Иван сидел на трясущейся телеге, изредка переговаривался с председателем и то и дело нюхал сено, до боли в груди напоминающее ему родной дом. Подъезжая к селу, они издали увидели приближающуюся к ним толпу ликующих односельчан. Они кидали вверх шапки, поднимали букеты цветов и радостно кричали:
– Победа! Победа!
Стало ясно: закончилась безжалостная война. Маруся кинулась к мужу, обняла его, платочек слетел с головы, и на лицо Ивана упала такая знакомая прядь волос, только была она сейчас вся седая.
Тетка
Когда хоронили мать, Ленька не плакал, не сказал ни слова, лишь до крови кусал губы. Он не слышал, что говорили, и не чувствовал рук, сочувственно его обнимающих. Только когда пришел домой, поднял голову, разжал рот и тихо сказал соседям, столпившимся в комнате:
– Уходите.
– Ленечка, тебе лучше остаться с кем-нибудь, – проговорил чей-то женский голос.
– Никого мне не надо, никого! – твердил Ленька и, оказавшись один в тишине, расплакался. Вспомнил маму.
После гибели отца на фронте она болела, и он старался ее не огорчать. У него были самые счастливые дни, когда мать засиживалась с ним дольше обычного.
Тут прервал тишину стук в дверь, Ленька смахнул рукавом слезы. Дверь открылась, и тихо, бочком вошла тетя Нюта – соседка. Все ребята во дворе называли ее «Тетя», а в разговоре между собой прозвали «Тётка».
Это была маленькая, худенькая, пожилая женщина. Муж ее сражался с врагом на фронте, а сын погиб в первые дни войны. Жила она одна и редко куда выходила, кроме работы уборщицей в госпитале, а иногда навестить маму, помочь ей чем-нибудь и вместе скоротать одиночество.
– Ленечка, пойдем, покушаешь, – сказала она, – я тебе накрыла у меня в комнате, – и подошла ближе к нему, говоря быстро, волнуясь, словно боясь, что он не дослушает ее и уйдет.
– Иди, миленький, ко мне жить, тебе будет у меня лучше, станешь мне как сын родной.
Он не знал, что ответить, и молчал.
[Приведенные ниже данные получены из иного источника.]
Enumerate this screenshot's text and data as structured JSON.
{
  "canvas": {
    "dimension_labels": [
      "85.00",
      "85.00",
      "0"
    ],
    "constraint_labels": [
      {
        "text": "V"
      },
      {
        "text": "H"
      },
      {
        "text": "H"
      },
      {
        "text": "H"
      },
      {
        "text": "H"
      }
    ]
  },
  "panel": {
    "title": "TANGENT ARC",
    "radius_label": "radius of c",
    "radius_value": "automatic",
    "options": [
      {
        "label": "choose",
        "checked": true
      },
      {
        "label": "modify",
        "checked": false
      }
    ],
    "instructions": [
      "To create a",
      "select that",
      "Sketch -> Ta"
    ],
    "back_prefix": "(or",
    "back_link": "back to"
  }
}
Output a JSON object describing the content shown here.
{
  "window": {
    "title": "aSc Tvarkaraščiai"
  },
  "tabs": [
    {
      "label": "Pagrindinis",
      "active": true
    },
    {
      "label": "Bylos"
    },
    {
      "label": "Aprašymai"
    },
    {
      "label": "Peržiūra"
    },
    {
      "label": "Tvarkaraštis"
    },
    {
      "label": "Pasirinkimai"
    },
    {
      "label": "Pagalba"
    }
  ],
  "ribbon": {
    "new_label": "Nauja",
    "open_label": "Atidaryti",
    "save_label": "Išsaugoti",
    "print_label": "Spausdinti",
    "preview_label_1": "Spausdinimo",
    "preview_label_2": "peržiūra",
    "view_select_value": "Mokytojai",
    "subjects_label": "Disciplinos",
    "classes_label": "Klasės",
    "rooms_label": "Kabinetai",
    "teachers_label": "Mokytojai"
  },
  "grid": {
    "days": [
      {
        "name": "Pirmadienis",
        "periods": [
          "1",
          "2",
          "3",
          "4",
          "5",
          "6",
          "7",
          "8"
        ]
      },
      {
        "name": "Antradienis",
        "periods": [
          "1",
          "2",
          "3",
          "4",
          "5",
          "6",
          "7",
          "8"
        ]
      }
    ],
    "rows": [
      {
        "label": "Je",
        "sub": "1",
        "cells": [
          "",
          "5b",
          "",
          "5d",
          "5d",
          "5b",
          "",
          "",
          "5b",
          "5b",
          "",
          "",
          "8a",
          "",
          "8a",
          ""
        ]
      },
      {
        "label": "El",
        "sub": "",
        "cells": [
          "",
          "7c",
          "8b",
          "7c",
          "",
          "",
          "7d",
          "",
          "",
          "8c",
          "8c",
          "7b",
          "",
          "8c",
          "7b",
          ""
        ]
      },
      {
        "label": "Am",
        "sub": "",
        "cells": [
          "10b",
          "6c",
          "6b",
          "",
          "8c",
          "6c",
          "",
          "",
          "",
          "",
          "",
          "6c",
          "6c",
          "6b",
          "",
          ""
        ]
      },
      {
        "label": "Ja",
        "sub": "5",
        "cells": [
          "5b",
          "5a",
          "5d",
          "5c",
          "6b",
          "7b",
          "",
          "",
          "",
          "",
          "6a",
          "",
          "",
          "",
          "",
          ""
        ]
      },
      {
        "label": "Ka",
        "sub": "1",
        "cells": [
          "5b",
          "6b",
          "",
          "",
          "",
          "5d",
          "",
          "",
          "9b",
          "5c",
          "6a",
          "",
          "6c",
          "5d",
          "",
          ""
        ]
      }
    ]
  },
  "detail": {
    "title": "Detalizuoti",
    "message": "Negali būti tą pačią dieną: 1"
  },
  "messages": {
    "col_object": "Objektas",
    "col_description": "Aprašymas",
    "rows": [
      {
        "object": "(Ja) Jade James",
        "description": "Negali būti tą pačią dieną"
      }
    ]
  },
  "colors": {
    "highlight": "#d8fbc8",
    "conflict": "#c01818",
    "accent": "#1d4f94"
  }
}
Тетка смотрела на него и то и дело поправляла платочек, который и без того был крепко повязан.
– Хорошо, тетя…Нюта, – едва слышно проговорил Ленька.
Через несколько дней тетка оформила опекунство, он стал жить у нее. Она об этом написала в письме мужу на фронт, знала, что получит от него одобрение. А в квартиру, где проживал Леня раньше, въехали беженцы.
После этого Тетку будто подменили, от ее медлительности не осталось и следа. Морщинки на лице, казалось, разгладились, глаза посветлели. Она вставала рано утром, затапливала печь и, приготовив завтрак, подходила к Леньке и, легонько погладив ладонью по лицу, будила его. Он вставал, и пока завтракал, Тетка незаметно успевала подложить ему в портфель хлеб из своего пайка. Если Ленька его обнаруживал и отказывался брать, она говорила:
– Тебе, Ленечка, расти надо, а мне уже некуда.
Как-то придя с работы, Тетка вытащила Ленькины вещи, что предстояло ему носить, а они все оказались ему малы. Она глубоко вздохнула, не то сказала что-то, выдвинула деревянный сундук, стоявший под кроватью, и с самого дна достала костюм и рубашку. Для взрослого мужчины эта одежда была мала, а для подростка, такого же роста как Ленька, подошла бы. Тетка осторожно трогала вещи руками, разглаживая их и ощупывая каждую пуговицу, строчку, и повесила все на спинку стула.